Por João Guilherme Vargas Netto
Refletindo sobre a inacreditável ausência do tema sindical no simpósio internacional da USP sobre os 100 anos da revolução russa constato que tal desprezo é uma deformação presente nas produções acadêmicas aqui no Brasil e no mundo.
A categoria “trabalho” foi evacuada no dia-a-dia do pensamento neoliberal hegemônico, seja nas pesquisas acadêmicas, seja na cobertura midiática, seja na literatura e nas artes e, sobretudo, no mundo econômico.

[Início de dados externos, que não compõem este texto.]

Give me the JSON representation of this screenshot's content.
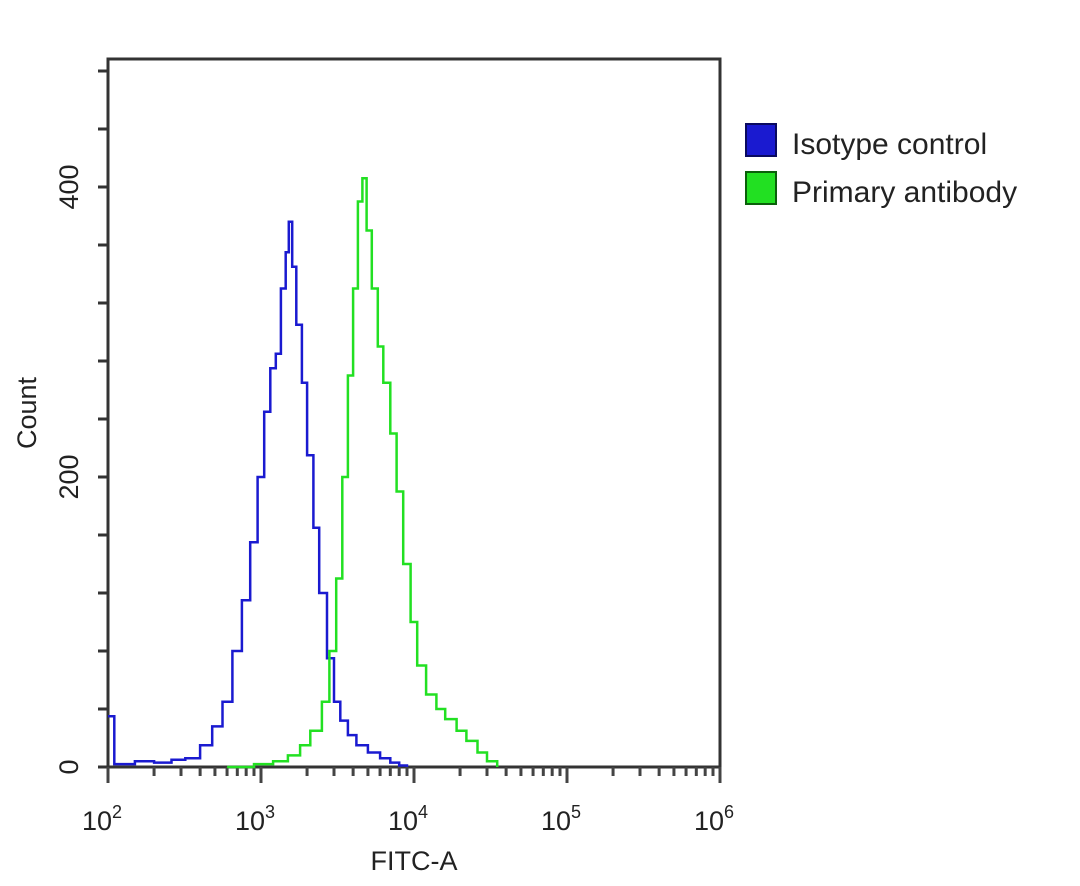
{
  "chart_data": {
    "type": "line",
    "subtype": "flow-cytometry-histogram",
    "title": "",
    "xlabel": "FITC-A",
    "ylabel": "Count",
    "x_scale": "log",
    "xlim": [
      100,
      1000000
    ],
    "ylim": [
      0,
      480
    ],
    "x_ticks": [
      {
        "value": 100,
        "base": "10",
        "exp": "2"
      },
      {
        "value": 1000,
        "base": "10",
        "exp": "3"
      },
      {
        "value": 10000,
        "base": "10",
        "exp": "4"
      },
      {
        "value": 100000,
        "base": "10",
        "exp": "5"
      },
      {
        "value": 1000000,
        "base": "10",
        "exp": "6"
      }
    ],
    "y_ticks": [
      0,
      200,
      400
    ],
    "y_minor_step": 40,
    "grid": false,
    "legend_position": "right-outside",
    "legend": [
      {
        "label": "Isotype control",
        "color": "#1a1ad0"
      },
      {
        "label": "Primary antibody",
        "color": "#22e022"
      }
    ],
    "series": [
      {
        "name": "Isotype control",
        "color": "#1a1ad0",
        "x": [
          100,
          110,
          150,
          200,
          260,
          320,
          400,
          480,
          560,
          650,
          750,
          850,
          950,
          1050,
          1150,
          1250,
          1350,
          1450,
          1520,
          1600,
          1700,
          1850,
          2000,
          2200,
          2400,
          2700,
          3000,
          3300,
          3700,
          4200,
          5000,
          6000,
          7000,
          8000,
          9000
        ],
        "values": [
          35,
          2,
          4,
          3,
          5,
          6,
          15,
          28,
          45,
          80,
          115,
          155,
          200,
          245,
          275,
          285,
          330,
          355,
          376,
          345,
          305,
          265,
          215,
          165,
          120,
          75,
          45,
          32,
          22,
          15,
          10,
          6,
          3,
          1,
          0
        ]
      },
      {
        "name": "Primary antibody",
        "color": "#22e022",
        "x": [
          600,
          900,
          1200,
          1500,
          1800,
          2100,
          2500,
          2800,
          3100,
          3400,
          3700,
          4000,
          4300,
          4600,
          4900,
          5300,
          5800,
          6300,
          7000,
          7700,
          8500,
          9500,
          10500,
          12000,
          14000,
          16000,
          19000,
          22000,
          26000,
          30000,
          35000
        ],
        "values": [
          0,
          2,
          4,
          8,
          15,
          25,
          45,
          80,
          130,
          200,
          270,
          330,
          390,
          406,
          370,
          330,
          290,
          265,
          230,
          190,
          140,
          100,
          70,
          50,
          40,
          33,
          25,
          18,
          10,
          4,
          0
        ]
      }
    ]
  }
}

O trabalho perdeu a centralidade nas teorias correntes e na ideologia dominante.
Uma consequência disso é o abandono dos sindicatos como entidades fundamentais no arranjo societário capitalista. O pensamento hegemônico culturalista e individualista despreza a ação coletiva dos sindicatos, organizações históricas de resistência dos trabalhadores.
Há muitas razões justificativas de tal alienação, mas seus efeitos convergem para uma visão deformada da vida em sociedade ofuscando o papel dos trabalhadores e de suas organizações. O descaso com os sindicatos, sua subestimação e até mesmo o ódio a eles é a contrapartida do abandono do trabalho, principalmente do trabalho industrial, como categoria estruturante de pensamento pós-moderno.
Em 2007, John Womack Jr editou em espanhol pelo Fundo de Cultura Econômica do México o seu importante livro sobre a posição estratégica e a força dos trabalhadores. Ao descrever nele as formas de fazer a história dos trabalhadores, Womack registra que “os historiadores acadêmicos se interessam agora em quase qualquer coisa que não seja o trabalho industrial”.
Para demonstrar isto recorre às aquisições da biblioteca da universidade de Harvard nos últimos dez anos: mais de duas vezes sobre gênero que sobre trabalho, 18 vezes mais sobre sexo que sobre trabalho industrial e um terço mais sobre pornografia que sobre trabalho industrial.
Provocadoramente afirma que “resulta absurdo que careça de interesse estudar a história da atividade necessária para que ocorra qualquer outra história humana. É histórica e materialmente interessante o fato de que a espécie se extinguiria muito mais rapidamente sem trabalho do que sem copulação”.